A “parch”-ment of history

In the late 2000s, the land where the old Art Barn had just been knocked down was being cleared. The buzz of construction workers and facility staff members sounded in the clearing right next to Old Main as the foundation was being prepared for a brand new building: Regents Hall of Natural and Mathematical Sciences.
It was then that a curious brown and black object was found embedded in the dirt. It was light, had no clear markings, and looked quite discolored. One might have assumed that it was just a fallen piece of tree trunk that had somehow managed to burrow itself underneath the Art Barn. However, a wooden structure once stood where the old Art Barn had been and where Regents Hall was now being constructed. It turned out that the object found embedded in the dirt was actually a charred piece of that building: Hoyme Chapel.
What is the story of Hoyme Chapel, and how did a small piece of it end up in the St. Olaf College Archives more than 80 years after it last stood?

Construction on Hoyme Memorial Chapel was completed in 1906. The namesake of the chapel was Rev. Gjermund Hoyme, who was the first president of the United Norwegian Lutheran Church and a rival of St. Olaf’s first president, Thorbjorn N. Mohn.
Hoyme Chapel was intended to be the center of spiritual life on campus. One of its most distinct features was a stained glass window, donated by the alumni association in honor of Professor Halvor Ytterboe, a faculty member who taught economics, physiology, commercial law, geography, didactics, English grammar, and civil government. He had passed away in 1904 after 24 years of service to the college.
On the stained glass window, the city of Bethlehem was portrayed with a star shining above it. The biblical verse “Remember now thy Creator in the days of thy youth” was inscribed underneath it. There were two levels in the chapel, which allowed the audience to have multiple viewpoints of the altar. The chapel was used for music recitals, college gatherings, daily chapel, and Sunday services. Evelyn Ytterboe Tetlie, the daughter of Halvor, said “Hoyme Chapel was not a beautiful building, but it met the needs of the college.”

That is why it was thoroughly devastating to the campus community when word began ringing out on September 22, 1923, that the chapel was on fire. The fall semester was in full swing on that day, and nobody was present in the chapel when the fire started near lunchtime. The alarm was sounded when two faculty members exited Old Main and noticed the evidence of trouble rising up above the chapel.
Students and faculty rushed from their lunchtime meals and meetings to save objects in the chapel, and stood by with buckets of water to protect Steensland and Old Main. Evelyn Ytterboe marveled at six students carrying a grand piano out of the burning chapel.
Unfortunately, due to the lack of a fire hydrant or water system that the firefighters could tap into, the fire could not be contained.

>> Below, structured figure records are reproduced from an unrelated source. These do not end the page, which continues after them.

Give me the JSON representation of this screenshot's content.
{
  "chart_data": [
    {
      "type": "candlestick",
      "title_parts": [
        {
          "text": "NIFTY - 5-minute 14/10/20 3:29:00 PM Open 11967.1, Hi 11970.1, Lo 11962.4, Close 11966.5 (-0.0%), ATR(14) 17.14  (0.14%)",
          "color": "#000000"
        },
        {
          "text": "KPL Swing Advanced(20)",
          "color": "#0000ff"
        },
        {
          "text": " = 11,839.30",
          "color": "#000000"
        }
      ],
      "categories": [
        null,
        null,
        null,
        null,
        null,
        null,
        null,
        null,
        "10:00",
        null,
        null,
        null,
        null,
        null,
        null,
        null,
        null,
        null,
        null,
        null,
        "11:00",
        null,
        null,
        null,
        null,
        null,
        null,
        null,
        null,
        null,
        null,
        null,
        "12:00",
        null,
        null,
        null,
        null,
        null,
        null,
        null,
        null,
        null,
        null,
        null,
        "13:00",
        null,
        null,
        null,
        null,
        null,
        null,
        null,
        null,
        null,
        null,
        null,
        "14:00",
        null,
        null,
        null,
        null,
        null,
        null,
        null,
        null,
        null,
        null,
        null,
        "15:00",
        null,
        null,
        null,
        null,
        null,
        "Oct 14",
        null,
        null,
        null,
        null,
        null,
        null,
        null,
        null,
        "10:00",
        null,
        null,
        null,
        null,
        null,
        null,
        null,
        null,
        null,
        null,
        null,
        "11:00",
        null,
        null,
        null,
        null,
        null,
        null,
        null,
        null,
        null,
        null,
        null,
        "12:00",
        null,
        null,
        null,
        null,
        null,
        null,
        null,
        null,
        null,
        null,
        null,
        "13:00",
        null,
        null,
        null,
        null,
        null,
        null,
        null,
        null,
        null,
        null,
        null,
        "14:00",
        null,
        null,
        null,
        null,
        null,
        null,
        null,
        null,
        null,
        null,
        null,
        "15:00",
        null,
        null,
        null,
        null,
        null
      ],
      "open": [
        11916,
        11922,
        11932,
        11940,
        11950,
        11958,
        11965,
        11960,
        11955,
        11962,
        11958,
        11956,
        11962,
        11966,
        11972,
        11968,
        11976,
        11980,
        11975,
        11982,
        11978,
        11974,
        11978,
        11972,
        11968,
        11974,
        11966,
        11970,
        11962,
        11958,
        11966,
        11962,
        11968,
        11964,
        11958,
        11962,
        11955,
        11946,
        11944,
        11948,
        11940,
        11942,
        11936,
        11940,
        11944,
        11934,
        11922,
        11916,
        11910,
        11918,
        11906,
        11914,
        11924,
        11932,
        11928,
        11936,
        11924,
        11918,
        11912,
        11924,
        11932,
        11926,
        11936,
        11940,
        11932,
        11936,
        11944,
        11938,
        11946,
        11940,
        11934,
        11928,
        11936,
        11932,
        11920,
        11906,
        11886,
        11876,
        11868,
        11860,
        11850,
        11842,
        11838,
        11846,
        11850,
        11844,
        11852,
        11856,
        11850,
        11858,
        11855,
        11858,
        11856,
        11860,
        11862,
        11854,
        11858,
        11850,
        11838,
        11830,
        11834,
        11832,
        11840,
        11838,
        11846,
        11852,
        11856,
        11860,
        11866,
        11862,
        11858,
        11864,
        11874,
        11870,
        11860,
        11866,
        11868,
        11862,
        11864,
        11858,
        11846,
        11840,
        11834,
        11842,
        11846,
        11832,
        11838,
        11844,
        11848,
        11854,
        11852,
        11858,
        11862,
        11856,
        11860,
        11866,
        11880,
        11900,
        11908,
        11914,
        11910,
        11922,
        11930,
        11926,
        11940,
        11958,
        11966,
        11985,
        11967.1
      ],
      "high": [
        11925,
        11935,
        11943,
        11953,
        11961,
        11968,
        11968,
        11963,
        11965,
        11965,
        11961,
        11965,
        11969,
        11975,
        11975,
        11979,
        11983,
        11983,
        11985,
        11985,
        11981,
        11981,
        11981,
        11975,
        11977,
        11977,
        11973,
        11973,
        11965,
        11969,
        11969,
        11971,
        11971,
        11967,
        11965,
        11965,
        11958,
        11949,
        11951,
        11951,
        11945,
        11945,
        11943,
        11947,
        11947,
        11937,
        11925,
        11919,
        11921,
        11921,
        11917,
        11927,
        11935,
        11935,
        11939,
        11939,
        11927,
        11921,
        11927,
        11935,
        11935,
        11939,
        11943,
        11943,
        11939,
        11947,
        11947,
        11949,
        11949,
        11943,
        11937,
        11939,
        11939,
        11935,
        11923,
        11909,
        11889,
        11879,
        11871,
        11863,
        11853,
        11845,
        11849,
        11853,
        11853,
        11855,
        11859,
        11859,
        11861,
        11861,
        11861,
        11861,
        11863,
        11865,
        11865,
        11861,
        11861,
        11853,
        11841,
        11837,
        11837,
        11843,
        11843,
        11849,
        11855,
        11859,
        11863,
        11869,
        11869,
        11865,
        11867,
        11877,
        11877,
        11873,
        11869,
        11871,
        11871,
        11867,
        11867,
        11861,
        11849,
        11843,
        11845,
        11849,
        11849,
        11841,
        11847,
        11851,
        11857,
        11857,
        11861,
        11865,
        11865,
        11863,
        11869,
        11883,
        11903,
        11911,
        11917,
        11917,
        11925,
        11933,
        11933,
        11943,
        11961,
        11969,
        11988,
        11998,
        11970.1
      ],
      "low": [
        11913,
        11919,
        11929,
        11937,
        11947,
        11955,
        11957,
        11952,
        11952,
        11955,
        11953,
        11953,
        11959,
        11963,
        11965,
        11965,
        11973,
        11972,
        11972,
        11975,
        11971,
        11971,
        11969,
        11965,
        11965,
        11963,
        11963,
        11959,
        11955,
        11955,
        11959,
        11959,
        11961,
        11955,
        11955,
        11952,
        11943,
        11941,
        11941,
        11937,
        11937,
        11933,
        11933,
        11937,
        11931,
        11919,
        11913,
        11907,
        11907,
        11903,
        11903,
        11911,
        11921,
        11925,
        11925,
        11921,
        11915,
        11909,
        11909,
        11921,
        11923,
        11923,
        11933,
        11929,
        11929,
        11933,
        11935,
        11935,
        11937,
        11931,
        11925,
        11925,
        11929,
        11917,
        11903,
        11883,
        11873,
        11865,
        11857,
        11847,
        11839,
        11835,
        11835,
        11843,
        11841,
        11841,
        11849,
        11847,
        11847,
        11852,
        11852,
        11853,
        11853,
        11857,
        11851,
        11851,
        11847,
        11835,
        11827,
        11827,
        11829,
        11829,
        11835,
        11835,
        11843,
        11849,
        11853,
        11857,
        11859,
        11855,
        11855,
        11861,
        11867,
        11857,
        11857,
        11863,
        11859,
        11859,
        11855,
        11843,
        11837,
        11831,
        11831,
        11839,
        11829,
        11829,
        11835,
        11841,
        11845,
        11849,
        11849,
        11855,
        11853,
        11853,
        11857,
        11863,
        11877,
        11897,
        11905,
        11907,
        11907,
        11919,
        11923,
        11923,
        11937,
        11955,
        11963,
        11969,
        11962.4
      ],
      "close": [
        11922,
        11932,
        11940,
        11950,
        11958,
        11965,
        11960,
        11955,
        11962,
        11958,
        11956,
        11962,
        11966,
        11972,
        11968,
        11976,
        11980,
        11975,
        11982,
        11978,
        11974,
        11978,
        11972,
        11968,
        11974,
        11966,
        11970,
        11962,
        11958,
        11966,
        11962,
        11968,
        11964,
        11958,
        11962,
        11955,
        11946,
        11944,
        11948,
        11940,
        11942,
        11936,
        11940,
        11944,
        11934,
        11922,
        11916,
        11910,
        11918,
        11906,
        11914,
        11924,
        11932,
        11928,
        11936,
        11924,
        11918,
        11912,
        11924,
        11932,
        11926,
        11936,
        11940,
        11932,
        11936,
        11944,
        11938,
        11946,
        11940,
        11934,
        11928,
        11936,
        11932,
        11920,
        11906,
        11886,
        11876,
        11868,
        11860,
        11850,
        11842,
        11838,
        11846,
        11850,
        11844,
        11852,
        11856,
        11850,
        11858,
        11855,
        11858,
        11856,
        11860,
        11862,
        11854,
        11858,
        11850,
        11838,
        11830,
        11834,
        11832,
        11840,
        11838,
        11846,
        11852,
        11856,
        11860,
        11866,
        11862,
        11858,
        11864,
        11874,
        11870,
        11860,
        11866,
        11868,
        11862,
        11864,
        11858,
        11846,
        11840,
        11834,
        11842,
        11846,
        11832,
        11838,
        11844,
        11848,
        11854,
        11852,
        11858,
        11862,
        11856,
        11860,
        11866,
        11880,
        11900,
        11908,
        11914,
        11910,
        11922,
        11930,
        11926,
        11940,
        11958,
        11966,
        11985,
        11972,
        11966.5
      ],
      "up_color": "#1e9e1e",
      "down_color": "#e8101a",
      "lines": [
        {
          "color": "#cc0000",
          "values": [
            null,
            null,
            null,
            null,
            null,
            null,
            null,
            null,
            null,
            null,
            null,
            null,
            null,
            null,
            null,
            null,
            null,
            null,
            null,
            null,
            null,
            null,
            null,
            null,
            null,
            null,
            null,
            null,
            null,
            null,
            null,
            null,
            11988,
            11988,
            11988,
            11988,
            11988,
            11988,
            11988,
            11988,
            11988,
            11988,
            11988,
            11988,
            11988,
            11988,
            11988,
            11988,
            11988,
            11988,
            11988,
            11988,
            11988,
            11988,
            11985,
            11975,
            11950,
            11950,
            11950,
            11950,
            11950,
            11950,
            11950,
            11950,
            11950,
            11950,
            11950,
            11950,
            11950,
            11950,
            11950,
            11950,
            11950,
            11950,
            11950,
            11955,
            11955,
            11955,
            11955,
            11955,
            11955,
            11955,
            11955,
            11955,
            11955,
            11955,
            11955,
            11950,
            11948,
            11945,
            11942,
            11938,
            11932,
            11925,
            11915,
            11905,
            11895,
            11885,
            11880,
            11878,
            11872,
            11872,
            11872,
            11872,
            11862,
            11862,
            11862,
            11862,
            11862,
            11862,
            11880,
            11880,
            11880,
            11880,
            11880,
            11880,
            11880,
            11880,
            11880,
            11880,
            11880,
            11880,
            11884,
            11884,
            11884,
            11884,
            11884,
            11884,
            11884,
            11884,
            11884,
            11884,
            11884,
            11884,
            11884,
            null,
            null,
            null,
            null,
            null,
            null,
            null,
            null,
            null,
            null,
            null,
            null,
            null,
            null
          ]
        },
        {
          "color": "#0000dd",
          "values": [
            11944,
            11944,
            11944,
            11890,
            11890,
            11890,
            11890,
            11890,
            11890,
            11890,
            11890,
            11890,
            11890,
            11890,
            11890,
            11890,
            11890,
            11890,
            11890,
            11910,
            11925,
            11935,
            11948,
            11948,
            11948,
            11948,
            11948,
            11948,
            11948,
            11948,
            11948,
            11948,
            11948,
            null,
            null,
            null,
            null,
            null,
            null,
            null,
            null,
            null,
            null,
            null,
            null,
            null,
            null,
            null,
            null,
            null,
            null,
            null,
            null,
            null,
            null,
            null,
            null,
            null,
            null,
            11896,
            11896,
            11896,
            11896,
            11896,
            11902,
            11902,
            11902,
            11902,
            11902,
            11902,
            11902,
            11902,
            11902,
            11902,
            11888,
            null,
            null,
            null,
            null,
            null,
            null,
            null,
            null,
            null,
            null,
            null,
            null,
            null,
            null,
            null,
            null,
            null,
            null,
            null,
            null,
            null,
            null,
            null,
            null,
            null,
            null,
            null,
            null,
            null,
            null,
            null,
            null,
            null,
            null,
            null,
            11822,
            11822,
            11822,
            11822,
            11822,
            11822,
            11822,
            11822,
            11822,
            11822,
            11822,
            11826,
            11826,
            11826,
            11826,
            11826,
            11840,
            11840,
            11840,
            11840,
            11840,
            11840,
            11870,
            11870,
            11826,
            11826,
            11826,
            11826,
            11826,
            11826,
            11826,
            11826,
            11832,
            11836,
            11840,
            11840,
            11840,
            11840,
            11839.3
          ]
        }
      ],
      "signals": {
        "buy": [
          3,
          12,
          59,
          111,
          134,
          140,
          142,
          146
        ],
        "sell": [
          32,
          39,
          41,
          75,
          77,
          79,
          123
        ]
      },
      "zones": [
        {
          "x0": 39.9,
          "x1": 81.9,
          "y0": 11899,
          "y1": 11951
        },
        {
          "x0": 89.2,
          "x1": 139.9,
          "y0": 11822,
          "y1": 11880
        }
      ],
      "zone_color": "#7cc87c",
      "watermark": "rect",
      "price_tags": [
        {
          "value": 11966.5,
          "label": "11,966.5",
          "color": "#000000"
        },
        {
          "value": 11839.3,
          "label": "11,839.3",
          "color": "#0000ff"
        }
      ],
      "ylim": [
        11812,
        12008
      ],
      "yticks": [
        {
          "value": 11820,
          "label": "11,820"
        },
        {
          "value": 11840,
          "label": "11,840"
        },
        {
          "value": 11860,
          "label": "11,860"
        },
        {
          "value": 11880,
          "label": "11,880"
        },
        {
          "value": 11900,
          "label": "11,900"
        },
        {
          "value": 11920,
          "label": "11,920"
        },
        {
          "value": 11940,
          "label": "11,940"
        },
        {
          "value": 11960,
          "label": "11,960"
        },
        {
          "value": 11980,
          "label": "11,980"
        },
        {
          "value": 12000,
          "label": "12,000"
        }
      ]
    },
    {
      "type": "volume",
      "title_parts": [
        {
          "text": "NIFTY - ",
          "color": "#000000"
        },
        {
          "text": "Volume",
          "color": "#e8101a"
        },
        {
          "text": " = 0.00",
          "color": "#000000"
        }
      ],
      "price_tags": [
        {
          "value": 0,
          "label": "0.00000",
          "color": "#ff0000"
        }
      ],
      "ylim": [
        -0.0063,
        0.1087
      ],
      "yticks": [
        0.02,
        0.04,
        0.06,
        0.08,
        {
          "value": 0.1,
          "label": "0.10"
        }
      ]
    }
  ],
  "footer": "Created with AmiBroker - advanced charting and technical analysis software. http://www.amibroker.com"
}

Hoyme Chapel slowly disappeared into the smoke of the past.
The cause of the fire was never officially confirmed.

A century later, there are thankfully all sorts of fire-retardants and preventive methods present in every building on campus, from Old Main to New Hall.
When the chapel burned down, the stained glass was lost to the flames. With no other chapel on campus at the time, it seemed as if there would be no way to have it replaced. Elise A. Kittelsby Ytterboe, Halvor’s wife, sought to have the donation honored in some manner. In her will, she asked her daughter Evelyn to replace the stained glass one day. Unfortunately, Elise passed a decade before she could see her wish fulfilled.
Construction on Boe Memorial Chapel was completed in 1954. In one of the central stained glass windows, one can see a replica of the original Hoyme Chapel ‘Bethlehem’ stained glass piece.

A stone from Hoyme Chapel is embedded in an exterior wall of Boe Memorial Chapel, at the base of the bell tower. In 1932, the Art Barn was erected a few meters from where Hoyme Chapel had stood. Before Boe was built, the current Theater Building (at that time the gymnasium) hosted all college activities that had previously taken place in Hoyme.
And so all indications of Hoyme Chapel’s presence on campus was buried — until the 21st century, when a little segment of burned wood was unearthed.
When that piece of Hoyme Chapel was found, College Archives immediately moved it into their care. It now sits enclosed in transparent archival plastic, a remainder in the fraction of physical college history.